Mr Pemberton’s permission to officiate in the Diocese of Southwell and Nottingham was revoked. He was also told that for "reasons of consistency" he could not take up the new NHS post. The offer was withdrawn on Friday.
Mr Pemberton told BBC Radio Nottingham he was "very, very disappointed" not to be able to take up Trust position. "I’ve now been treated, I think, in an unfair and rather harsh way in Southwell and Nottingham, whereas I'm now going to carry on doing the job I have been doing in Lincolnshire where I have a licence," he said.
NHS chaplains are funded by the NHS rather than the Church of England, but a chaplain needs a licence from the relevant diocese.
Mr Pemberton, whose case was raised in the House of Lords, said he would "not bow out gracefully" and planned to test the decision in the courts.

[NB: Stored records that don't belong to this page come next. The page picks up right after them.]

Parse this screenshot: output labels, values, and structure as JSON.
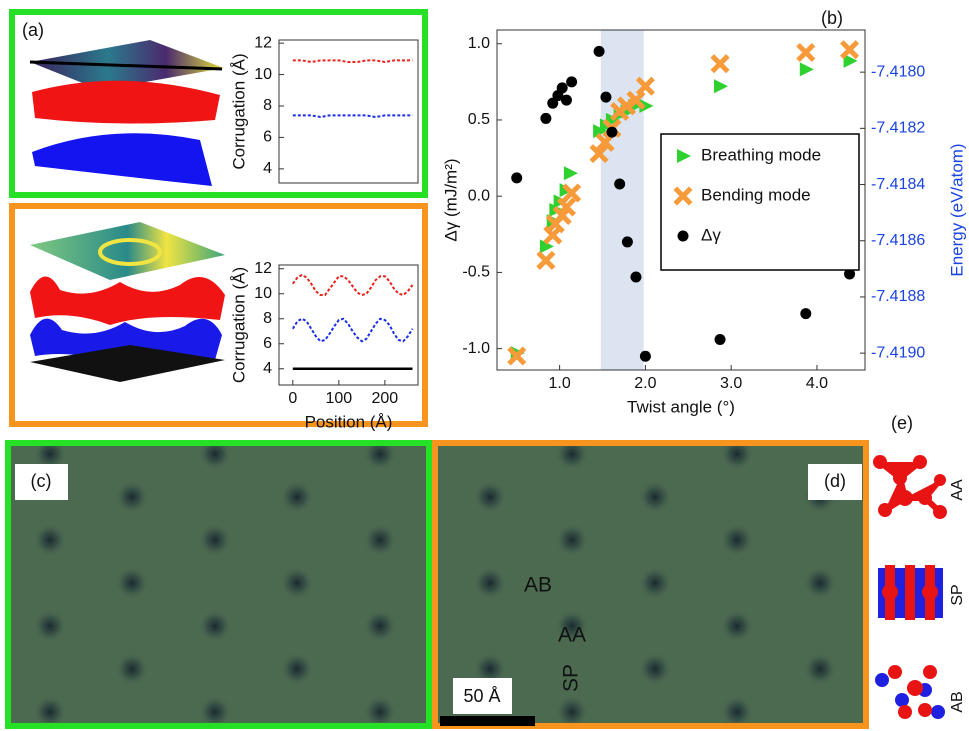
{
  "panels": {
    "a": {
      "label": "(a)"
    },
    "b": {
      "label": "(b)"
    },
    "c": {
      "label": "(c)"
    },
    "d": {
      "label": "(d)",
      "annotations": [
        "AB",
        "AA",
        "SP"
      ],
      "scale_bar": "50 Å"
    },
    "e": {
      "label": "(e)",
      "structures": [
        "AA",
        "SP",
        "AB"
      ]
    }
  },
  "chart_data": [
    {
      "type": "line",
      "ylabel": "Corrugation (Å)",
      "xlim": [
        -30,
        272
      ],
      "ylim": [
        3.1,
        12.2
      ],
      "yticks": [
        4,
        6,
        8,
        10,
        12
      ],
      "series": [
        {
          "color": "#e8241c",
          "linestyle": "dashed",
          "x": [
            0,
            20,
            40,
            60,
            80,
            100,
            120,
            140,
            160,
            180,
            200,
            220,
            240,
            260
          ],
          "values": [
            10.9,
            10.9,
            10.8,
            10.9,
            10.9,
            10.9,
            10.8,
            10.8,
            10.9,
            10.9,
            10.8,
            10.9,
            10.9,
            10.9
          ]
        },
        {
          "color": "#1c2ee8",
          "linestyle": "dashed",
          "x": [
            0,
            20,
            40,
            60,
            80,
            100,
            120,
            140,
            160,
            180,
            200,
            220,
            240,
            260
          ],
          "values": [
            7.4,
            7.4,
            7.4,
            7.3,
            7.4,
            7.4,
            7.4,
            7.4,
            7.4,
            7.3,
            7.4,
            7.4,
            7.4,
            7.4
          ]
        }
      ]
    },
    {
      "type": "line",
      "ylabel": "Corrugation (Å)",
      "xlabel": "Position (Å)",
      "xlim": [
        -30,
        272
      ],
      "ylim": [
        2.7,
        12.3
      ],
      "yticks": [
        4,
        6,
        8,
        10,
        12
      ],
      "xticks": [
        0,
        100,
        200
      ],
      "series": [
        {
          "color": "#e8241c",
          "linestyle": "dashed",
          "x": [
            0,
            10,
            20,
            30,
            40,
            50,
            60,
            70,
            80,
            90,
            100,
            110,
            120,
            130,
            140,
            150,
            160,
            170,
            180,
            190,
            200,
            210,
            220,
            230,
            240,
            250,
            260
          ],
          "values": [
            10.8,
            11.3,
            11.5,
            11.3,
            10.8,
            10.2,
            9.9,
            9.9,
            10.4,
            10.9,
            11.4,
            11.4,
            11.1,
            10.6,
            10.1,
            9.9,
            10.0,
            10.5,
            11.1,
            11.4,
            11.4,
            11.0,
            10.4,
            10.0,
            9.9,
            10.2,
            10.7
          ]
        },
        {
          "color": "#1c2ee8",
          "linestyle": "dashed",
          "x": [
            0,
            10,
            20,
            30,
            40,
            50,
            60,
            70,
            80,
            90,
            100,
            110,
            120,
            130,
            140,
            150,
            160,
            170,
            180,
            190,
            200,
            210,
            220,
            230,
            240,
            250,
            260
          ],
          "values": [
            7.2,
            7.8,
            8.0,
            7.8,
            7.2,
            6.6,
            6.2,
            6.3,
            6.8,
            7.4,
            7.9,
            8.0,
            7.6,
            7.0,
            6.5,
            6.2,
            6.4,
            7.0,
            7.6,
            8.0,
            7.9,
            7.5,
            6.8,
            6.3,
            6.2,
            6.6,
            7.2
          ]
        },
        {
          "color": "#000000",
          "linestyle": "solid",
          "x": [
            0,
            260
          ],
          "values": [
            4.0,
            4.0
          ]
        }
      ]
    },
    {
      "type": "scatter",
      "xlabel": "Twist angle (°)",
      "ylabel": "Δγ (mJ/m²)",
      "y2label": "Energy (eV/atom)",
      "y2color": "#1a44e0",
      "xlim": [
        0.27,
        4.56
      ],
      "ylim": [
        -1.14,
        1.09
      ],
      "y2lim": [
        -7.41906,
        -7.41785
      ],
      "xticks": [
        {
          "value": 1,
          "label": "1.0"
        },
        {
          "value": 2,
          "label": "2.0"
        },
        {
          "value": 3,
          "label": "3.0"
        },
        {
          "value": 4,
          "label": "4.0"
        }
      ],
      "yticks": [
        {
          "value": -1,
          "label": "-1.0"
        },
        -0.5,
        {
          "value": 0,
          "label": "0.0"
        },
        0.5,
        {
          "value": 1,
          "label": "1.0"
        }
      ],
      "y2ticks": [
        {
          "value": -7.419,
          "label": "-7.4190"
        },
        -7.4188,
        -7.4186,
        -7.4184,
        -7.4182,
        {
          "value": -7.418,
          "label": "-7.4180"
        }
      ],
      "shade": [
        1.48,
        1.98
      ],
      "shade_color": "#dce4f2",
      "legend": "center right",
      "series": [
        {
          "name": "Breathing mode",
          "color": "#2ed12e",
          "marker": "triangle",
          "axis": "y2",
          "x": [
            0.5,
            0.84,
            0.92,
            0.95,
            1.0,
            1.07,
            1.12,
            1.46,
            1.54,
            1.61,
            1.7,
            1.78,
            1.87,
            2.0,
            2.87,
            3.87,
            4.38
          ],
          "values": [
            -7.419,
            -7.41862,
            -7.41853,
            -7.41849,
            -7.41846,
            -7.41842,
            -7.41836,
            -7.41821,
            -7.41819,
            -7.41817,
            -7.41815,
            -7.41814,
            -7.41812,
            -7.41812,
            -7.41805,
            -7.41799,
            -7.41796
          ]
        },
        {
          "name": "Bending mode",
          "color": "#f79a3a",
          "marker": "x",
          "axis": "y2",
          "x": [
            0.5,
            0.84,
            0.92,
            0.95,
            1.03,
            1.08,
            1.14,
            1.46,
            1.53,
            1.61,
            1.7,
            1.78,
            1.89,
            2.0,
            2.87,
            3.87,
            4.38
          ],
          "values": [
            -7.41901,
            -7.41867,
            -7.41858,
            -7.41854,
            -7.41851,
            -7.41848,
            -7.41843,
            -7.41829,
            -7.41825,
            -7.4182,
            -7.41814,
            -7.41812,
            -7.4181,
            -7.41805,
            -7.41797,
            -7.41793,
            -7.41792
          ]
        },
        {
          "name": "Δγ",
          "color": "#000000",
          "marker": "circle",
          "x": [
            0.5,
            0.84,
            0.92,
            0.98,
            1.03,
            1.08,
            1.14,
            1.46,
            1.54,
            1.61,
            1.7,
            1.79,
            1.89,
            2.0,
            2.87,
            3.87,
            4.38
          ],
          "values": [
            0.12,
            0.51,
            0.61,
            0.66,
            0.71,
            0.63,
            0.75,
            0.95,
            0.65,
            0.42,
            0.08,
            -0.3,
            -0.53,
            -1.05,
            -0.94,
            -0.77,
            -0.51
          ]
        }
      ]
    }
  ]
}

The trust said it would consider its response after receiving the Bishop’s letter, then withdrew the job offer on 1 August.
Mr Pemberton said: "I think the problem now is that it appears that I'm stuck in the job I'm doing, and if I try to move I could be blocked. There are, to be honest, quite a lot of gay and lesbian Church of England chaplains working in the health service. Now we don't know, if any of them try to move, will the same thing happen to them, and should it?"
He said he did not know this would happen when he married his partner. "I didn't, and neither did the House of Bishops, appear to know what would happen."
"As soon as they put their pastoral guidance out that very obvious question was asked of them, and the bishops said, 'Oh no, we don't know, we will have to take it on a case-by-case basis."